今年の夏は、各地で豪雨による被害が相次ぎ、多くの尊い命が奪われ心が痛みます。被災された地域の一日も早い復興と、亡くなられた方々のご冥福を祈るばかりです。
さて、今回は「マネジメントについて考える」です。最近の研修会や研究会で必ず聞かれる「マネジメント」。そもそも「マネジメント」とは起業家の間で多く使われる言葉で経営に必要な方策のことですが、これを理解するのには結構難しいものがありますね。
3・4年前にベストセラーとなり話題になった「もし高校野球の女子マネージャーが『ドラッカーのマネジメント』を読んだら」を、「マネジメント」と「ベストセラー」という言葉に惹かれ、興味深く読んでみましたので紹介します。

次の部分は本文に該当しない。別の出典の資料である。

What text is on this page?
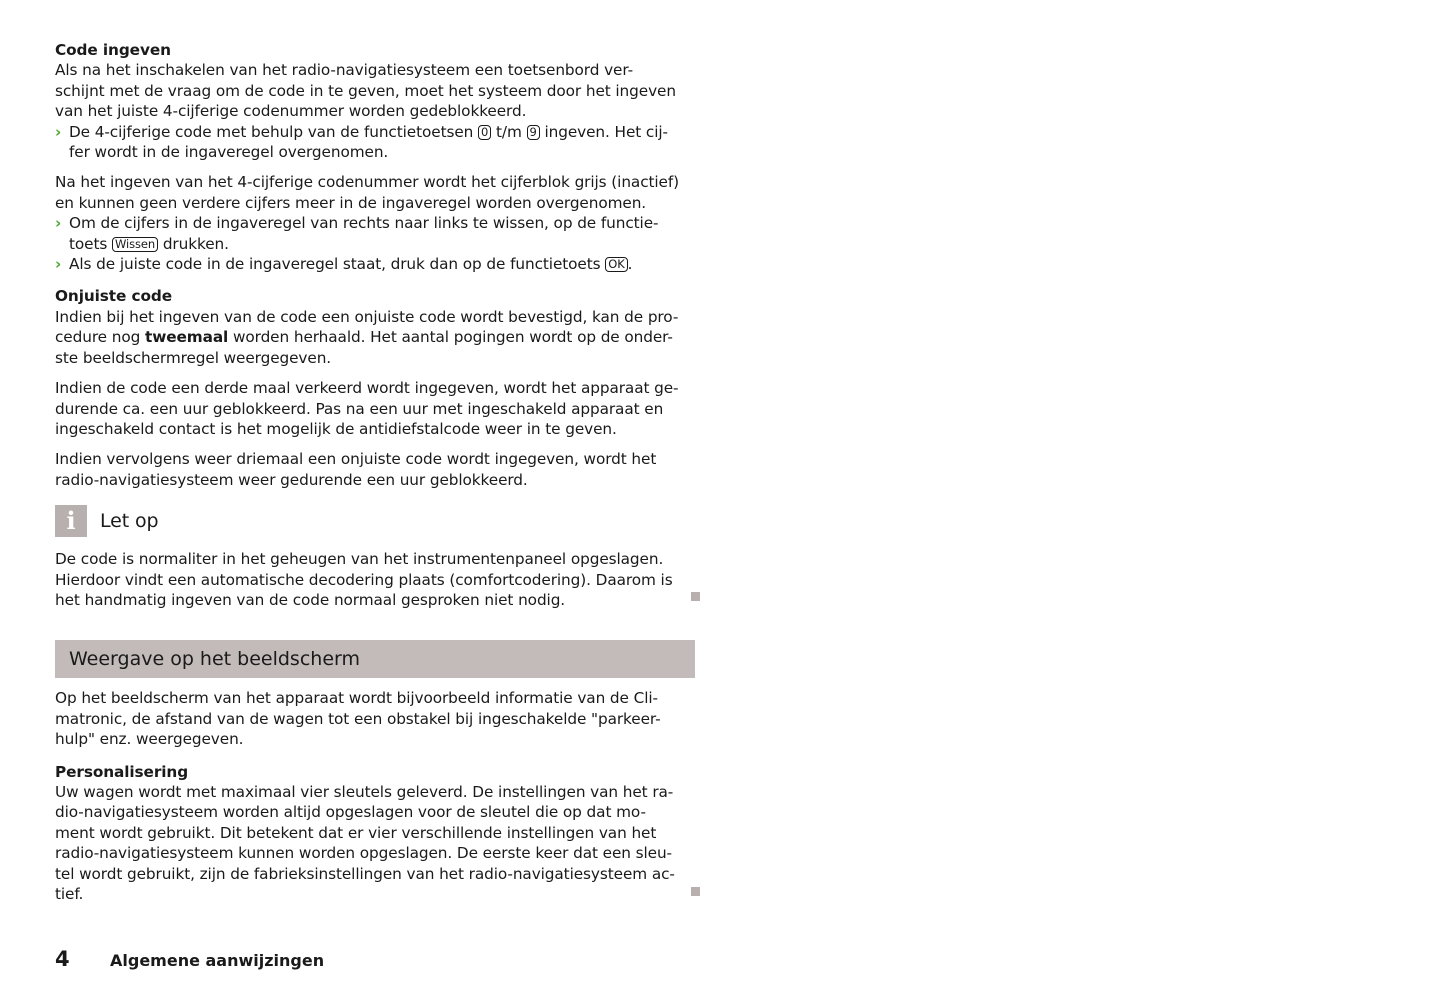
Code ingeven
Als na het inschakelen van het radio-navigatiesysteem een toetsenbord ver-
schijnt met de vraag om de code in te geven, moet het systeem door het ingeven
van het juiste 4-cijferige codenummer worden gedeblokkeerd.
› De 4-cijferige code met behulp van de functietoetsen 0 t/m 9 ingeven. Het cij-
fer wordt in de ingaveregel overgenomen.
Na het ingeven van het 4-cijferige codenummer wordt het cijferblok grijs (inactief)
en kunnen geen verdere cijfers meer in de ingaveregel worden overgenomen.
› Om de cijfers in de ingaveregel van rechts naar links te wissen, op de functie-
toets Wissen drukken.
› Als de juiste code in de ingaveregel staat, druk dan op de functietoets OK .
Onjuiste code

Indien bij het ingeven van de code een onjuiste code wordt bevestigd, kan de pro-
cedure nog tweemaal worden herhaald. Het aantal pogingen wordt op de onder-
ste beeldschermregel weergegeven.

Indien de code een derde maal verkeerd wordt ingegeven, wordt het apparaat ge-
durende ca. een uur geblokkeerd. Pas na een uur met ingeschakeld apparaat en
ingeschakeld contact is het mogelijk de antidiefstalcode weer in te geven.

Indien vervolgens weer driemaal een onjuiste code wordt ingegeven, wordt het
radio-navigatiesysteem weer gedurende een uur geblokkeerd.

i	Let op

De code is normaliter in het geheugen van het instrumentenpaneel opgeslagen.
Hierdoor vindt een automatische decodering plaats (comfortcodering). Daarom is
het handmatig ingeven van de code normaal gesproken niet nodig.

Weergave op het beeldscherm

Op het beeldscherm van het apparaat wordt bijvoorbeeld informatie van de Cli-
matronic, de afstand van de wagen tot een obstakel bij ingeschakelde "parkeer-
hulp" enz. weergegeven.

Personalisering

Uw wagen wordt met maximaal vier sleutels geleverd. De instellingen van het ra-
dio-navigatiesysteem worden altijd opgeslagen voor de sleutel die op dat mo-
ment wordt gebruikt. Dit betekent dat er vier verschillende instellingen van het
radio-navigatiesysteem kunnen worden opgeslagen. De eerste keer dat een sleu-
tel wordt gebruikt, zijn de fabrieksinstellingen van het radio-navigatiesysteem ac-
tief.

4	Algemene aanwijzingen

病気の友人の代わりに、公立高校の弱小野球部のマネージャーを勤めることになった主人公の女子高生が、マネージャーの仕事を理解するために、書店で薦められるままに「ドラッカーの《エッセンシャル版》マネジメント〜基本と原理〜」を手にします。が、野球部のマネージャーの仕事を理解するのには程遠く、後悔することになります。
気を取り直し、何とか利用できないものかと読み進めるうちに、「マネジメントに必要な唯一の資質は真摯さ」という言葉に衝撃を受け、意識改革をすすめながら「野球部を甲子園に連れて行く」という目標を掲げ、奔走します。
・あらゆる組織において努力を実現するために不可欠な「組織の定義付け」のための
「顧客は誰か」ということ。
・「マーケティングは顧客からスタートする」ということ。
・「成果と働きがい」を追求するためには、仕事に責任をもたせること。
・「社会に対する貢献」を視野に入れること。
主人公は「マネジメント」で学んだことを野球部の運営に当てはめ、部を良くして行く方策を講じながら、快進撃を繰り返し地区予選の決勝にまで上り詰めていきます。
内容的に少し無謀だと思えなくもないのですが、「マネジメント」の入門書としては、たいへん興味深く、楽しくわかりやすく読み進めることができると思います。
ちなみに、主人公は「野球部の顧客は誰か」に対して、お金を出してくれる保護者や学校、応援してくれる生徒、東京都、高野連、全国の高校野球ファン、そして実際にプレーをする野球部員。「野球部の定義」は顧客に対し感動を与える組織。としました。
「学校の使命は何か」、「学校の顧客は誰なのか」、「顧客は何を価値としているのか」、「成果は何なのか」、「われわれの計画(定義づけ)は何か」を考えてみると、いろんなことが見えてきそうです。